United Airlines, Flight 93 and Jim's Wife, Kristin


That's how we knew Kristin, as Jim Gould's wife. She was much more, of course, but that was our point of connection. My husband admired Jim Gould and considered him somewhat of a mentor, and not just in engineering. A couple of years before his illness and subsequent death, we'd had lunch with Jim and his lovely wife, Kristin, in New York. I didn't know her well; we only met that once, but she made such an impression on me. A warm, charming, beautiful, intelligent woman. I can only imagine what her last moments were like. It was Kristin that I thought of yesterday, as I flew home from London.

Kristin was memorialized in a number of articles. Here's one that I felt captured the woman I briefly knew.


Passenger: Kristin Gould White

Sunday, October 28, 2001

Sins are sins, Kristin Gould White believed, but ignorance and boredom were two of the most egregious.

Kristin Gould White
dot.gif Freelance medical writer, 65, New York City
Daughter, Allison Vadhan
She was on her way to visit friends in California

Fluent in several languages, conversant in music ranging from Mozart to Michael Jackson, an author and inveterate traveler, White made a point of keeping both at bay through her capacious knowledge and a worldwide circle of friends.

White's passion was people -- whether they were the ancient Greeks, neighbors near her brownstone on New York's Upper West Side or the medical pioneers she depicted during her more than 30 years as a freelance writer.

Born Olga Kristin Osterholm to wealthy parents in Long Island, she was a high school valedictorian before graduating from Cornell University in 1957. She was married three times and divorced twice.

As a single mother of a 3-year-old daughter, White embarked on a career as a freelance writer, specializing in medical issues for such publications as Medical World News, Environmental Health Perspectives and the Journal of Women's Health. An equal opportunity freelancer, she even penned stories under a pseudonym for the National Enquirer tabloid.

Five feet 8 inches tall, she favored big sweaters and the low-keyed couture of Ann Taylor. Zipping around New York in her Saab convertible, she attended plays, concerts and the ballet, rarely going more than a week without listening to live music. Her retention of information was staggering, from the finer points of a biography of Samuel Taylor Coleridge to the German lyrics of an obscure song from the Three Penny Opera.

While proud of her Scandinavian heritage, White trumpeted the bit of Irish blood in her genes, and read everything she could about Ireland, from Yeats to anonymous playwrights.

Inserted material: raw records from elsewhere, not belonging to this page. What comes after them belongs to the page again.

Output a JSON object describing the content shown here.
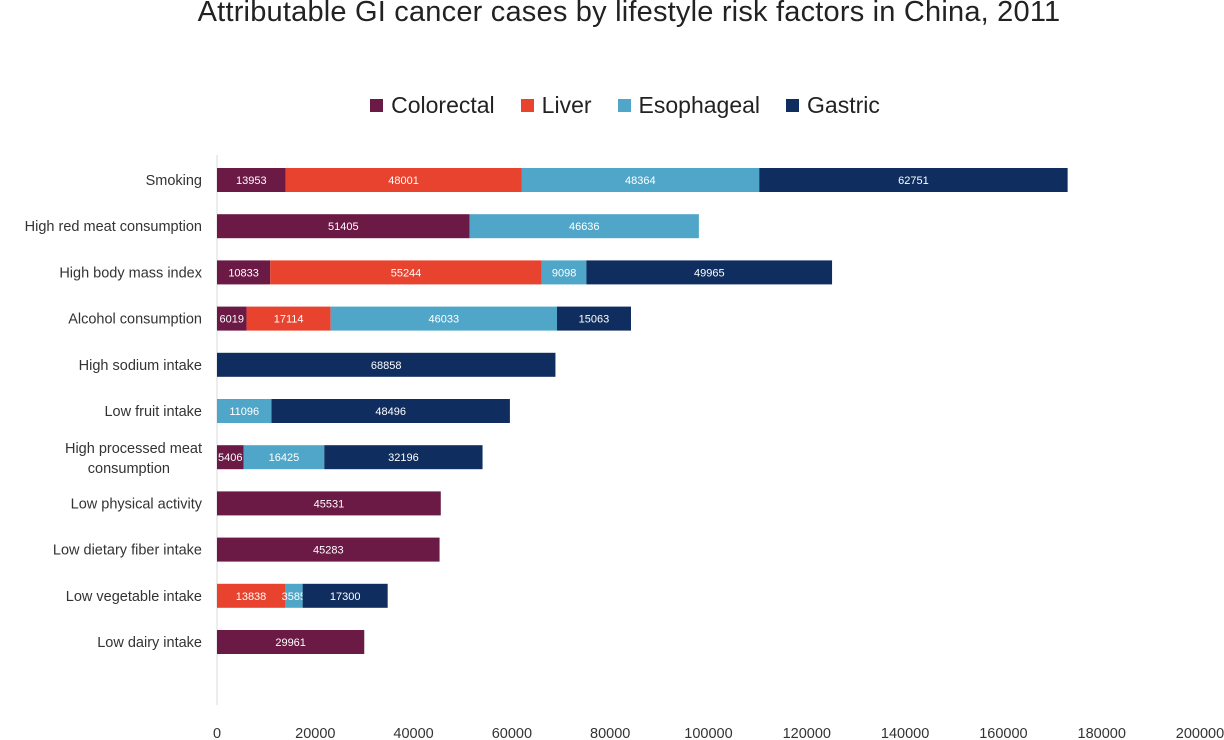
{
  "chart_data": {
    "type": "bar",
    "orientation": "horizontal",
    "stacked": true,
    "title": "Attributable GI cancer cases by lifestyle risk factors in China, 2011",
    "categories": [
      "Smoking",
      "High red meat consumption",
      "High body mass index",
      "Alcohol consumption",
      "High sodium intake",
      "Low fruit intake",
      "High processed meat consumption",
      "Low physical activity",
      "Low dietary fiber intake",
      "Low vegetable intake",
      "Low dairy intake"
    ],
    "series": [
      {
        "name": "Colorectal",
        "color": "#6b1a45",
        "values": [
          13953,
          51405,
          10833,
          6019,
          0,
          0,
          5406,
          45531,
          45283,
          0,
          29961
        ]
      },
      {
        "name": "Liver",
        "color": "#e8432f",
        "values": [
          48001,
          0,
          55244,
          17114,
          0,
          0,
          0,
          0,
          0,
          13838,
          0
        ]
      },
      {
        "name": "Esophageal",
        "color": "#4fa6c9",
        "values": [
          48364,
          46636,
          9098,
          46033,
          0,
          11096,
          16425,
          0,
          0,
          3585,
          0
        ]
      },
      {
        "name": "Gastric",
        "color": "#0f2d5e",
        "values": [
          62751,
          0,
          49965,
          15063,
          68858,
          48496,
          32196,
          0,
          0,
          17300,
          0
        ]
      }
    ],
    "xlim": [
      0,
      200000
    ],
    "xticks": [
      0,
      20000,
      40000,
      60000,
      80000,
      100000,
      120000,
      140000,
      160000,
      180000,
      200000
    ],
    "legend_position": "top",
    "grid": false
  }
}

One of the latter was a New York acquaintance of White's, a struggling author who in 1996 published a memoir about growing up in poverty-stricken Ireland during the 1930s and 1940s. White's friends say she loved the book but thought its style might keep it from reaching a broader audience. She bought 100 copies of the book, titled "Angela's Ashes," and handed them out to friends. The book and its author, Frank McCourt, won the 1996 Pulitzer Prize for biography.

1 Comments:

Blogger junebee said...

There was some sort of blogging project which I missed out on, and that was to blog about one of the victims of 9.11. See my blog where "Adventures of Zube Girl" and "Black Belt Mama" did some profiles.

Kristen sounded like a vibrant, contributing member of society. Thanks for posting this.